The quality and quantity of DNA in blood samples taken from roe deer (Capreolus capreolus) in the Netherlands in 2009-2010

Abstract

Obtaining blood samples of roe deer (Capreolus capreolus) is a common way of use to perform the surveillance and determine the prevalence of diseases using polymerase chain reaction (PCR) technique. To the best of our knowledge nothing is known about the quality of samples used in PCR tests and it is suggested that DNA degradation affect test outcome. The purpose of this study was to determine if DNA purified from ethylenediaminetetraacetic acid (EDTA) whole blood samples obtained from Dutch roe deer in 2009 and 2010 is of sufficient quality and quantity. In this retrospective study we hypothesized that the methods for sample collection, transport and storage in 2009 and 2010 have no effect on DNA quality. Hereto, we investigated 482 EDTA whole blood samples collected by 261 hunters of different Dutch wildlife management units (WBE’s). We linked the quality of host species DNA to the quantity of PCR products. We amplified the satellite sequence CCsatIII (consisting of 2.2 kb) and a part of the housekeeping gene glyceraldehyde-3-phosphate dehydrogenase (GAPDH) (consisting of 254 bp).

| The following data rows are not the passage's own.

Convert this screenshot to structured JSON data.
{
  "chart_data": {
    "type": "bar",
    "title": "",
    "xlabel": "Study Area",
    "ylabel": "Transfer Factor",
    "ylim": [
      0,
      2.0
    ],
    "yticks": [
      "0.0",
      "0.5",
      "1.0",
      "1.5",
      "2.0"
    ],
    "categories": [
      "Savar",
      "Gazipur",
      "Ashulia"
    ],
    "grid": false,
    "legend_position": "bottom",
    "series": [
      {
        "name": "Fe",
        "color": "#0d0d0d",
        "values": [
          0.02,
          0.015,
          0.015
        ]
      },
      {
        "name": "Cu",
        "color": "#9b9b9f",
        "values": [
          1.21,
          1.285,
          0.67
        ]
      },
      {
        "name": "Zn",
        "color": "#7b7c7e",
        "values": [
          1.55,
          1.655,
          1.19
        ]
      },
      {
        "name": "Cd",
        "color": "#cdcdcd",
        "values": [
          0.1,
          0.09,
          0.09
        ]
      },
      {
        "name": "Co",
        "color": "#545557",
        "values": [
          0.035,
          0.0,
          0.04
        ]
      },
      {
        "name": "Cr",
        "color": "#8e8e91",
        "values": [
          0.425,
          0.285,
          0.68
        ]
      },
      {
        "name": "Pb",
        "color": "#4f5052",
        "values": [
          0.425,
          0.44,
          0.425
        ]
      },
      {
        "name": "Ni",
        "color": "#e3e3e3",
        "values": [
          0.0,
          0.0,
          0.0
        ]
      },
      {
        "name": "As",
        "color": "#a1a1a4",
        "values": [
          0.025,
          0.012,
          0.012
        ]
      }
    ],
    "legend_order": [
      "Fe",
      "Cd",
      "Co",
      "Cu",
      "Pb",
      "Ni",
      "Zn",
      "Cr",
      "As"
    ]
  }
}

Based on the ability to detect these PCR products, we drew conclusions with regards to DNA quality. Furthermore, a flowchart was developed to evaluate the different steps that could affect the quality and quantity of the samples in the pre-analytical process. The results reveal that in 37.6% of cases, the quantity of DNA was decreased; indicating that some of these samples may be of insufficient quality for further diagnostics. A high chance of false negative results in PCR reactions therefore have to be taken into account. Hence, methods for sample collection, transport and storage should be reconsidered before research on the prevalence and spatial distribution of diseases in the Dutch roe deer population is conducted.